PART II
Midnight

The Allied planners of Operation Overlord feared their seaborne troops would get trapped on the beaches. At the western end of the landing zone, the Germans had flooded the coastal meadows: the only route inland was via four raised causeways. At the eastern end, troops could advance only if they controlled two key bridges over the River Orne and Caen Canal.

The Allied plan was to capture these bridges, at Bénouville and Ranville, and destroy five others. Shortly after midnight, 181 British troops from the 6th Airborne Division were to land by glider and seize the bridges: a further 7,000 troops would land by parachute and destroy the remainder.

Simultaneously with the British operation, 13,000 American paratroopers were to be dropped at the landing zone’s western end. Their task was to capture the raised causeways and the town of Sainte-Mère-Église.

The role of the French resistance was to blow bridges, viaducts and railway junctions – anything that would prevent the Germans from moving reinforcements towards the coast.

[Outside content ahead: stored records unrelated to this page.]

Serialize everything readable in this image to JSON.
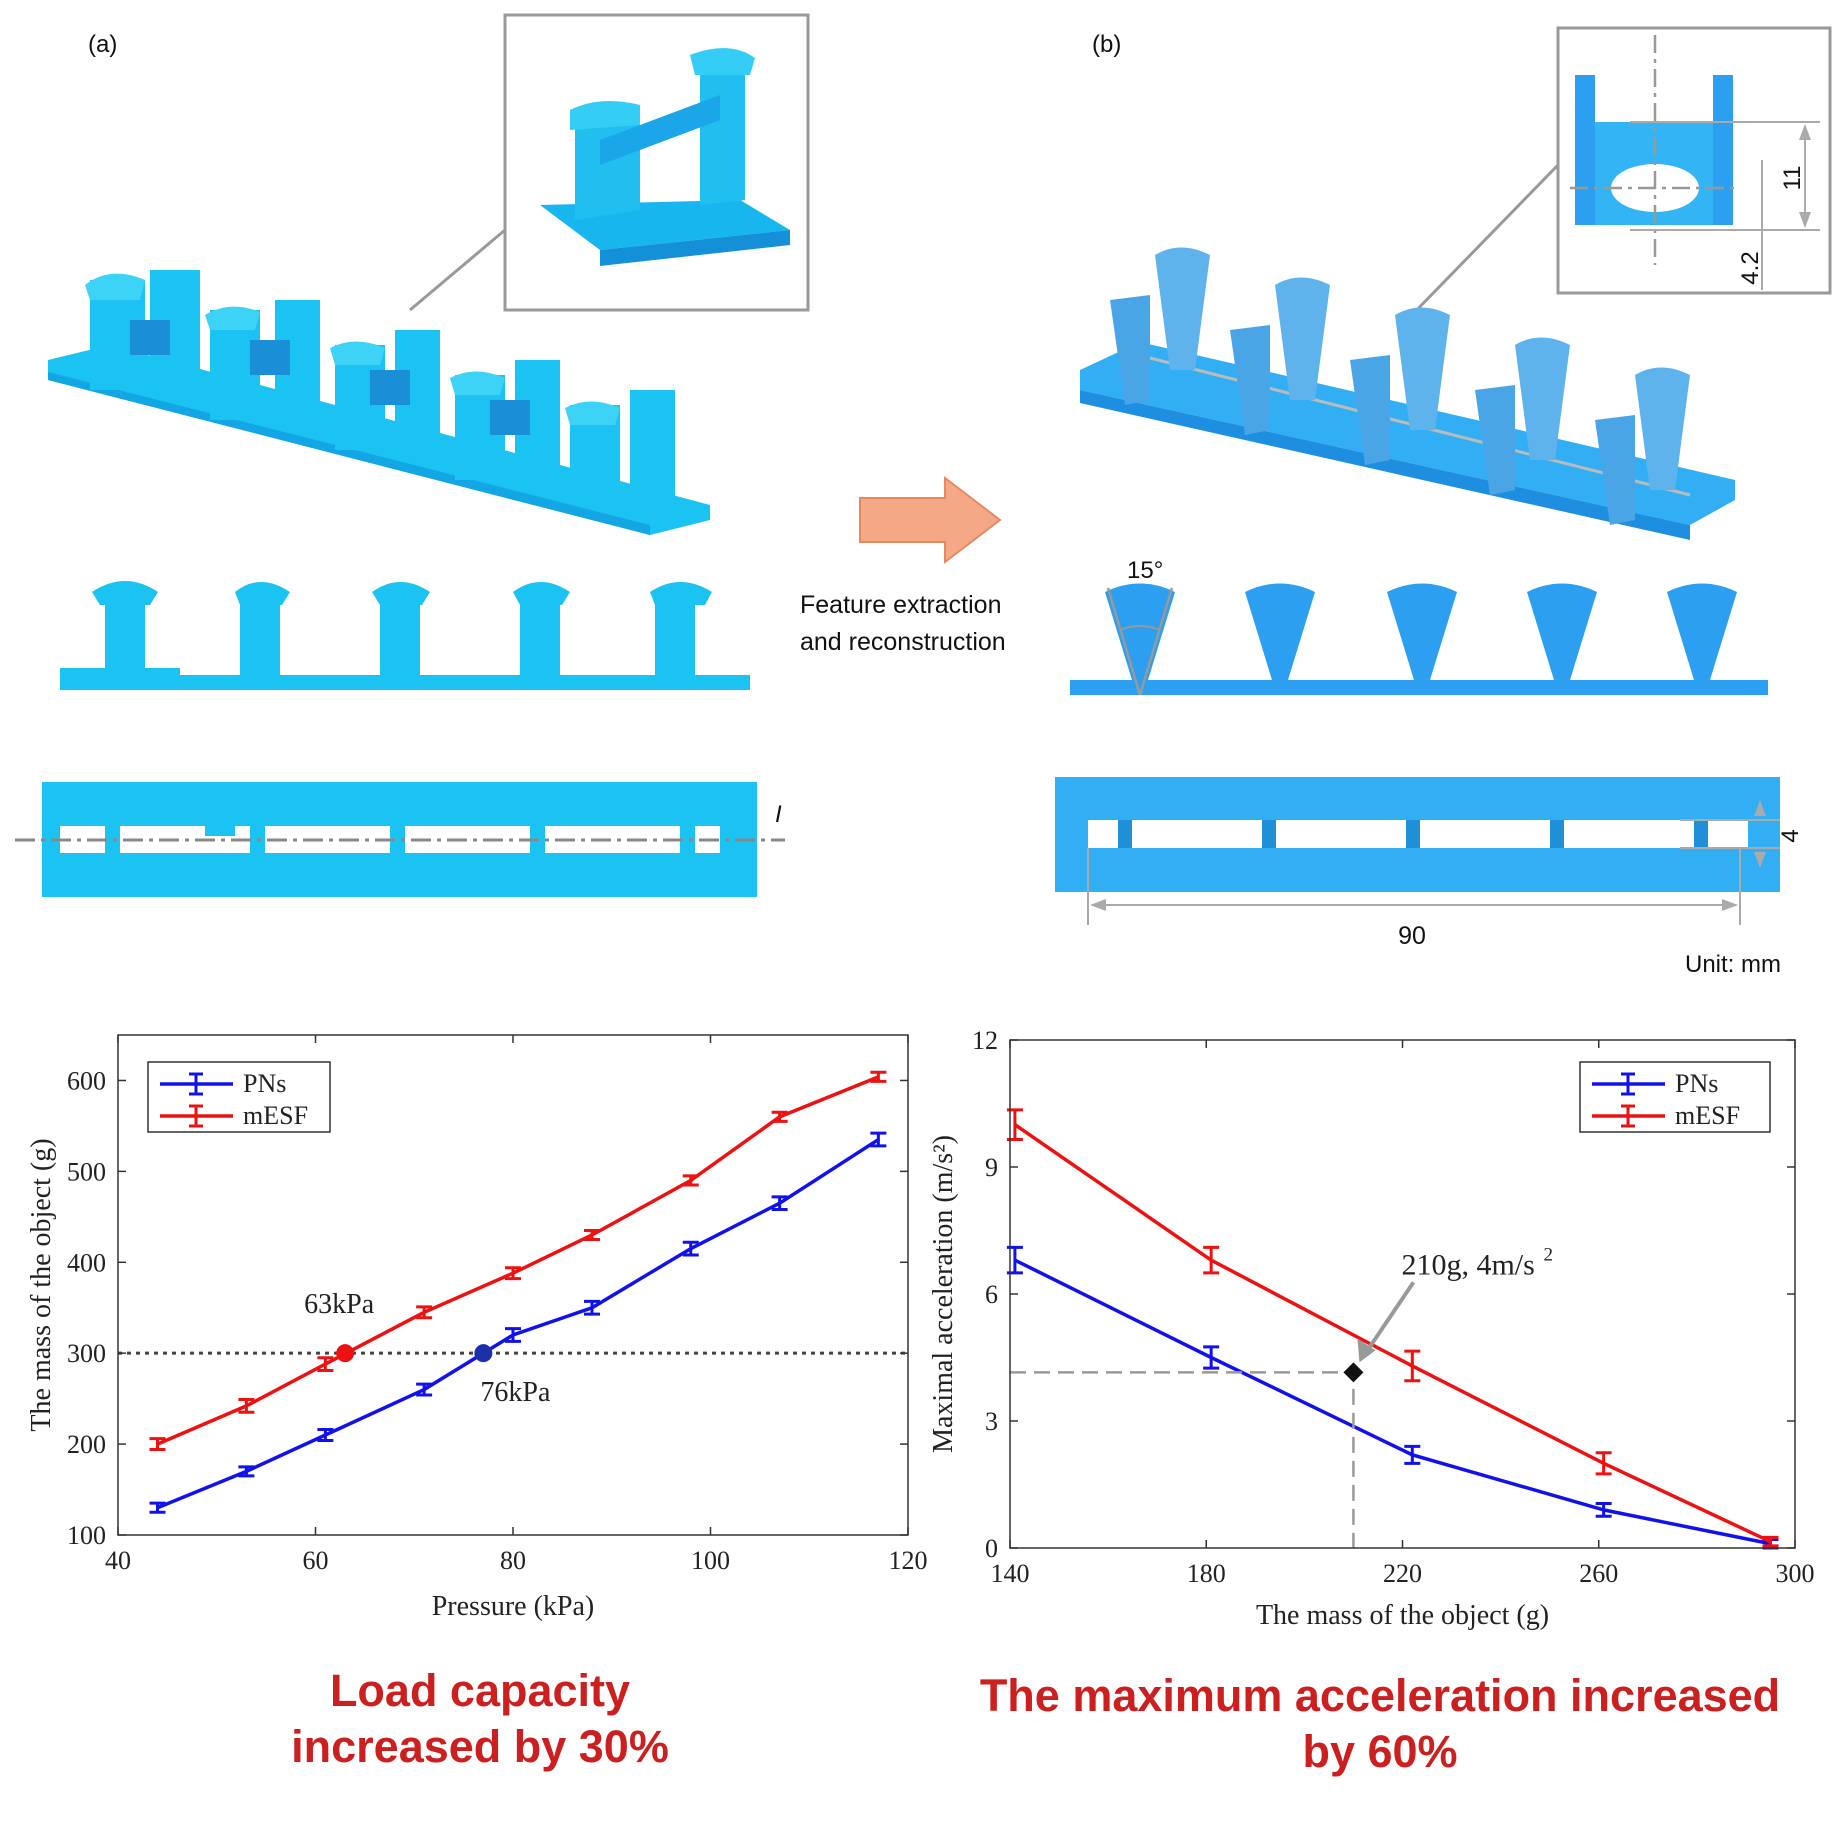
{
  "panel_a": {
    "label": "(a)",
    "section_mark": "I"
  },
  "panel_b": {
    "label": "(b)",
    "angle": "15°",
    "dim_11": "11",
    "dim_4_2": "4.2",
    "dim_4": "4",
    "dim_90": "90",
    "unit": "Unit: mm"
  },
  "arrow_caption": {
    "line1": "Feature extraction",
    "line2": "and reconstruction"
  },
  "colors": {
    "part_light": "#1bc3f2",
    "part_dark": "#2c9ff0",
    "arrow": "#f4a886",
    "pns": "#1111ee",
    "mesf": "#ee1111"
  },
  "captions": {
    "left_line1": "Load capacity",
    "left_line2": "increased by 30%",
    "right_line1": "The maximum acceleration increased",
    "right_line2": "by 60%"
  },
  "chart_data": [
    {
      "type": "line",
      "xlabel": "Pressure (kPa)",
      "ylabel": "The mass of the object (g)",
      "xlim": [
        40,
        120
      ],
      "ylim": [
        100,
        650
      ],
      "xticks": [
        40,
        60,
        80,
        100,
        120
      ],
      "yticks": [
        100,
        200,
        300,
        400,
        500,
        600
      ],
      "legend": "top-left",
      "series": [
        {
          "name": "PNs",
          "x": [
            44,
            53,
            61,
            71,
            80,
            88,
            98,
            107,
            117
          ],
          "y": [
            130,
            170,
            210,
            260,
            320,
            350,
            415,
            465,
            535
          ],
          "err": [
            5,
            5,
            6,
            6,
            7,
            7,
            7,
            7,
            7
          ]
        },
        {
          "name": "mESF",
          "x": [
            44,
            53,
            61,
            71,
            80,
            88,
            98,
            107,
            117
          ],
          "y": [
            200,
            242,
            288,
            345,
            388,
            430,
            490,
            560,
            604
          ],
          "err": [
            6,
            7,
            7,
            6,
            6,
            5,
            5,
            5,
            5
          ]
        }
      ],
      "reference_line": {
        "y": 300
      },
      "annotations": [
        {
          "text": "63kPa",
          "x": 63,
          "y": 300,
          "series": "mESF"
        },
        {
          "text": "76kPa",
          "x": 77,
          "y": 300,
          "series": "PNs"
        }
      ]
    },
    {
      "type": "line",
      "xlabel": "The mass of the object (g)",
      "ylabel": "Maximal acceleration (m/s²)",
      "xlim": [
        140,
        300
      ],
      "ylim": [
        0,
        12
      ],
      "xticks": [
        140,
        180,
        220,
        260,
        300
      ],
      "yticks": [
        0,
        3,
        6,
        9,
        12
      ],
      "legend": "top-right",
      "series": [
        {
          "name": "PNs",
          "x": [
            141,
            181,
            222,
            261,
            295
          ],
          "y": [
            6.8,
            4.5,
            2.2,
            0.9,
            0.1
          ],
          "err": [
            0.3,
            0.25,
            0.2,
            0.15,
            0.1
          ]
        },
        {
          "name": "mESF",
          "x": [
            141,
            181,
            222,
            261,
            295
          ],
          "y": [
            10.0,
            6.8,
            4.3,
            2.0,
            0.15
          ],
          "err": [
            0.35,
            0.3,
            0.35,
            0.25,
            0.1
          ]
        }
      ],
      "annotations": [
        {
          "text": "210g, 4m/s",
          "sup": "2",
          "x": 210,
          "y": 4.15
        }
      ]
    }
  ]
}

Field Marshal Rommel’s strategy was the exact reverse of the Allied one: he intended to trap the Allied forces inside their beachhead by thrusting his armoured panzers northwards to the coast. But the German advance was contingent on controlling bridges, causeways and Sainte-Mère-Église. If Rommel lost the latter, he would also have lost the main highway to Cherbourg.

John Howard’s Horsa glider crash-landed thirty yards from Bénouville Bridge. ‘We’re here,’ shouted one of the mission’s pilots. ‘Piss off and do what you’re paid to do.’